Filling our long-term, or explicit, memory consists of making new connections, as compared to the the implicit memory, which does not require conscious recollection. The implicit memory holds procedures and habits, like driving a car, which requires little contemplation once we've gotten the hang of it.

Speaking of habits, absorption of information in today's culture has been called "power-skimming." As you can imagine, this is not optimal for getting new information into long-term memory, where we can muse upon its meaning. We're literally skimming the surface.

By power skimming, we do not allow time for the crisscross of connections that promote joyful revelations and intuitive understanding. When was the last time you made a completely new connection to something, as opposed to following someone's suggested link in an internet article?

Novel discoveries keep us young

The Feldenkrais Method is as opposed to power skimming as you can get. Based on awareness of sensory feedback, Feldenkrais leads us away from the mechanical process of driving a car and towards new neural connections. Starting from the hum-drum of daily habits and moving toward that joyful sense of revelation when we make a novel discovery, Feldenkrais helps us realize that the arm is, in fact, related to the middle of the spine, and the hip joint affects the upper ribs, and the ankle movement improves the low back.

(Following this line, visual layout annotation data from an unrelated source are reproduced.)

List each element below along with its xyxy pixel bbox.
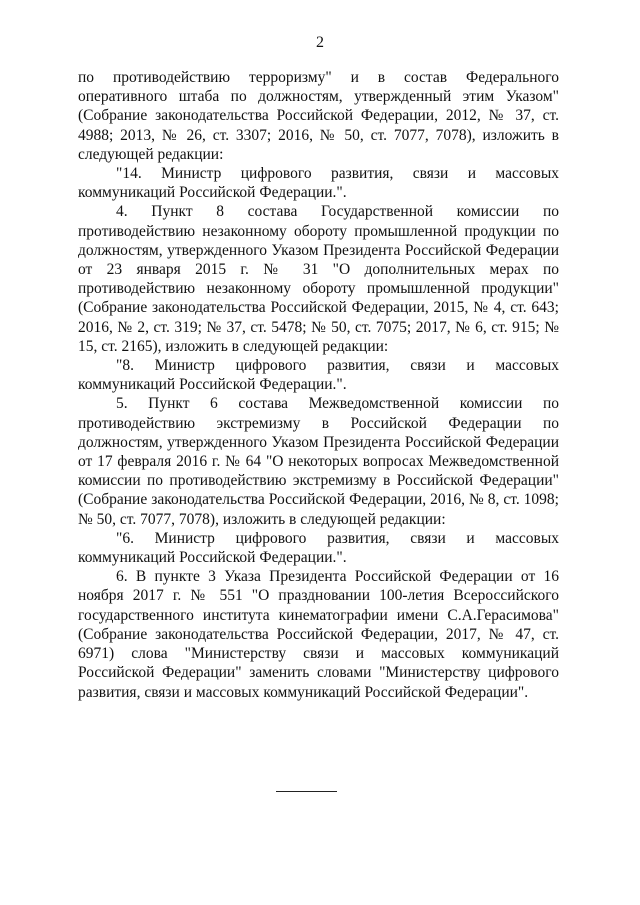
end-of-text-rule — [276, 791, 337, 792]
paragraph-item-4: 4. Пункт 8 состава Государственной комиссии по противодействию незаконному обороту промышленной продукции по должностям, утвержденного Указом Президента Российской Федерации от 23 января 2015 г. № 31 "О дополнительных мерах по противодействию незаконному обороту промышленной продукции" (Собрание законодательства Российской Федерации, 2015, № 4, ст. 643; 2016, № 2, ст. 319; № 37, ст. 5478; № 50, ст. 7075; 2017, № 6, ст. 915; № 15, ст. 2165), изложить в следующей редакции: — [78, 203, 559, 355]
page-number: 2 — [316, 34, 324, 51]
paragraph-item-5: 5. Пункт 6 состава Межведомственной комиссии по противодействию экстремизму в Российской Федерации по должностям, утвержденного Указом Президента Российской Федерации от 17 февраля 2016 г. № 64 "О некоторых вопросах Межведомственной комиссии по противодействию экстремизму в Российской Федерации" (Собрание законодательства Российской Федерации, 2016, № 8, ст. 1098; № 50, ст. 7077, 7078), изложить в следующей редакции: — [78, 395, 559, 528]
document-body — [78, 68, 559, 702]
paragraph-new-text-6: "6. Министр цифрового развития, связи и массовых коммуникаций Российской Федерации.". — [78, 529, 559, 567]
paragraph-new-text-14: "14. Министр цифрового развития, связи и массовых коммуникаций Российской Федерации.". — [78, 165, 559, 202]
paragraph-new-text-8: "8. Министр цифрового развития, связи и массовых коммуникаций Российской Федерации.". — [78, 357, 559, 394]
paragraph-item-6: 6. В пункте 3 Указа Президента Российской Федерации от 16 ноября 2017 г. № 551 "О праздновании 100-летия Всероссийского государственного института кинематографии имени С.А.Герасимова" (Собрание законодательства Российской Федерации, 2017, № 47, ст. 6971) слова "Министерству связи и массовых коммуникаций Российской Федерации" заменить словами "Министерству цифрового развития, связи и массовых коммуникаций Российской Федерации". — [78, 568, 559, 701]
paragraph-continuation: по противодействию терроризму" и в состав Федерального оперативного штаба по должностям, утвержденный этим Указом" (Собрание законодательства Российской Федерации, 2012, № 37, ст. 4988; 2013, № 26, ст. 3307; 2016, № 50, ст. 7077, 7078), изложить в следующей редакции: — [78, 69, 559, 163]
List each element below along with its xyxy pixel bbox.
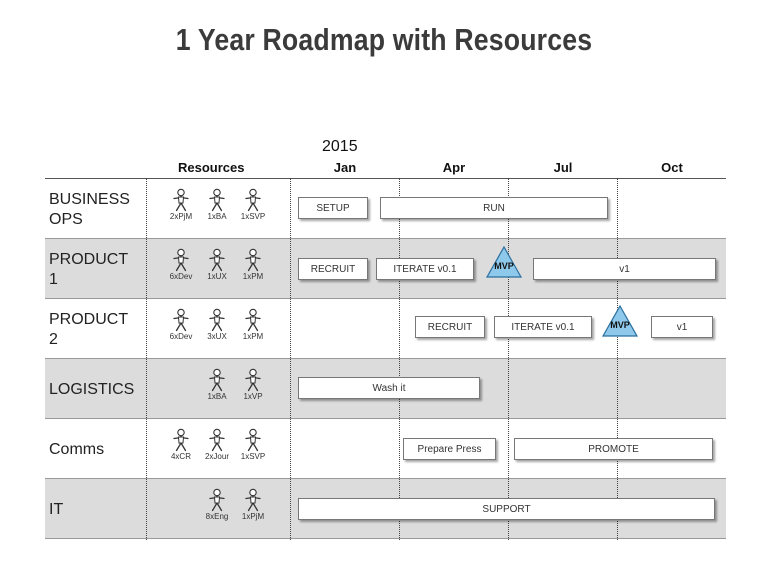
person-icon [204, 428, 230, 452]
divider [45, 298, 726, 299]
task-bar-v1: v1 [533, 258, 716, 280]
person-icon [240, 368, 266, 392]
page-title: 1 Year Roadmap with Resources [175, 22, 593, 57]
task-bar-prepare-press: Prepare Press [403, 438, 496, 460]
person-icon [168, 428, 194, 452]
resource-person: 1xPjM [240, 488, 266, 521]
person-icon [168, 248, 194, 272]
column-divider [290, 178, 291, 540]
task-bar-recruit: RECRUIT [298, 258, 368, 280]
task-bar-run: RUN [380, 197, 608, 219]
task-bar-v1: v1 [651, 316, 713, 338]
resource-person: 1xUX [204, 248, 230, 281]
person-icon [204, 248, 230, 272]
person-icon [204, 308, 230, 332]
divider [45, 478, 726, 479]
divider [45, 358, 726, 359]
month-header-oct: Oct [661, 160, 683, 175]
resource-person: 8xEng [204, 488, 230, 521]
resource-person: 6xDev [168, 308, 194, 341]
quarter-divider [399, 178, 400, 540]
person-icon [240, 428, 266, 452]
month-header-jul: Jul [553, 160, 573, 175]
milestone-mvp: MVP [485, 245, 523, 279]
resource-person: 2xPjM [168, 188, 194, 221]
year-label: 2015 [322, 138, 358, 155]
resource-person: 1xBA [204, 368, 230, 401]
column-divider [146, 178, 147, 540]
row-label-logistics: LOGISTICS [49, 381, 135, 398]
divider [45, 178, 726, 179]
task-bar-support: SUPPORT [298, 498, 715, 520]
resource-person: 1xPM [240, 248, 266, 281]
divider [45, 538, 726, 539]
row-label-product-2: PRODUCT 2 [49, 311, 129, 348]
row-label-it: IT [49, 501, 64, 518]
row-label-business-ops: BUSINESS OPS [49, 191, 130, 228]
resource-person: 1xBA [204, 188, 230, 221]
resource-person: 1xSVP [240, 428, 266, 461]
task-bar-iterate: ITERATE v0.1 [376, 258, 474, 280]
person-icon [240, 248, 266, 272]
divider [45, 418, 726, 419]
person-icon [204, 368, 230, 392]
person-icon [240, 188, 266, 212]
task-bar-recruit: RECRUIT [415, 316, 485, 338]
row-label-comms: Comms [49, 441, 105, 458]
resource-person: 1xSVP [240, 188, 266, 221]
milestone-mvp: MVP [601, 304, 639, 338]
row-label-product-1: PRODUCT 1 [49, 251, 129, 288]
resource-person: 3xUX [204, 308, 230, 341]
resource-person: 6xDev [168, 248, 194, 281]
quarter-divider [508, 178, 509, 540]
quarter-divider [617, 178, 618, 540]
resource-person: 4xCR [168, 428, 194, 461]
person-icon [168, 308, 194, 332]
resources-header: Resources [178, 160, 245, 175]
person-icon [204, 188, 230, 212]
task-bar-wash-it: Wash it [298, 377, 480, 399]
person-icon [240, 488, 266, 512]
resource-person: 1xPM [240, 308, 266, 341]
person-icon [240, 308, 266, 332]
person-icon [168, 188, 194, 212]
divider [45, 238, 726, 239]
resource-person: 2xJour [204, 428, 230, 461]
task-bar-iterate: ITERATE v0.1 [494, 316, 592, 338]
month-header-apr: Apr [442, 160, 466, 175]
month-header-jan: Jan [333, 160, 357, 175]
resource-person: 1xVP [240, 368, 266, 401]
person-icon [204, 488, 230, 512]
task-bar-setup: SETUP [298, 197, 368, 219]
task-bar-promote: PROMOTE [514, 438, 713, 460]
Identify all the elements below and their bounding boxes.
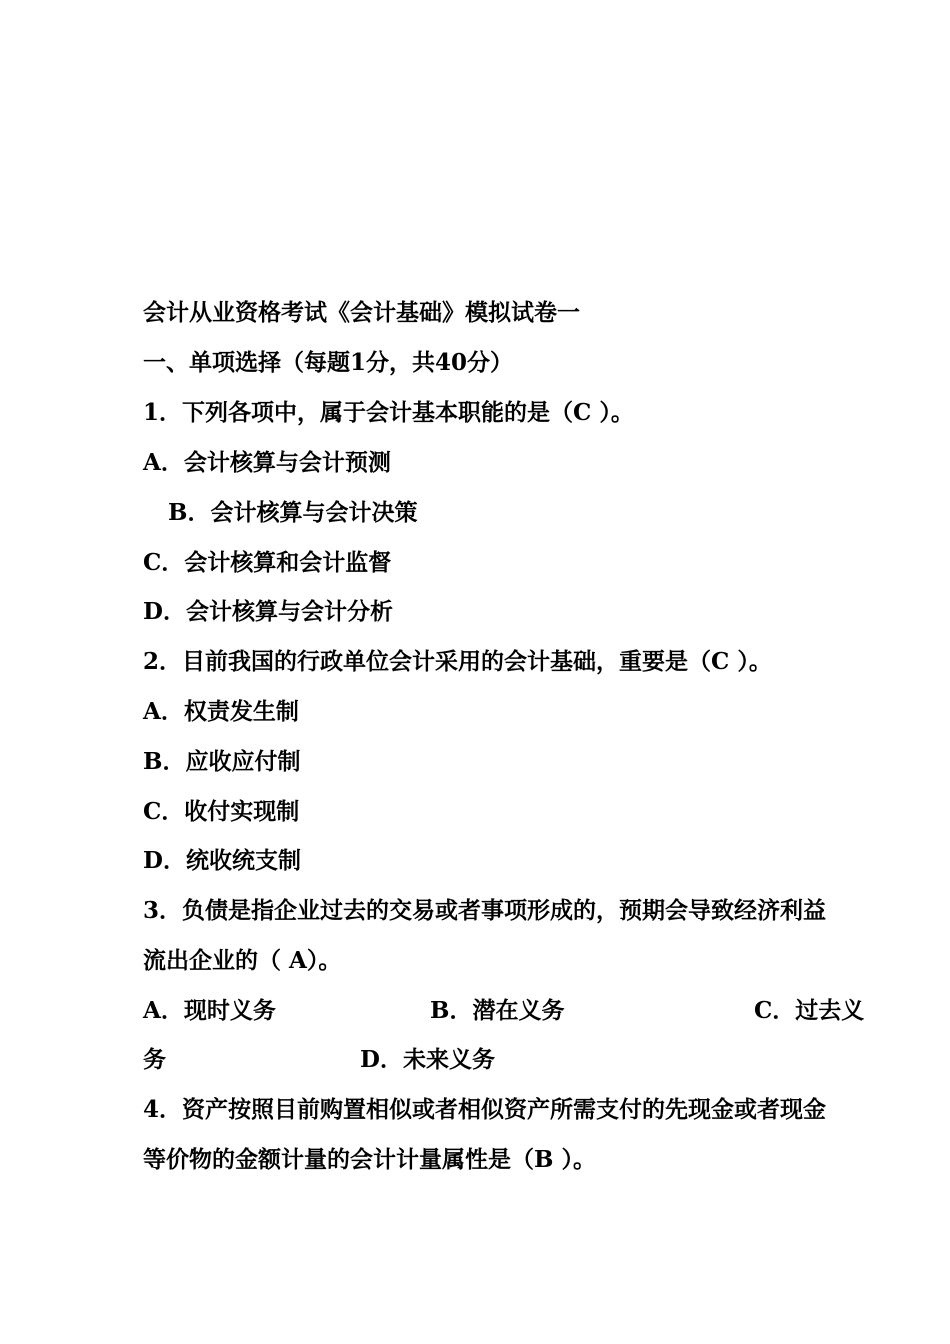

These revelations keep our minds and bodies young as we continually grow new connections. The sea slug had it right: Kandel observed that one of its neurons had 1,300 synapses. Of those 1,300 synapses, 40% were busy. The rest were resting. However, after the slug learned something in its long-term memory, 1,400 new synapses grew on that neuron, bringing the total to 2,700. And now 60% of them were busy!

Personally, I stand in support of the sea slug, the anti-skimmer, the deep thinker.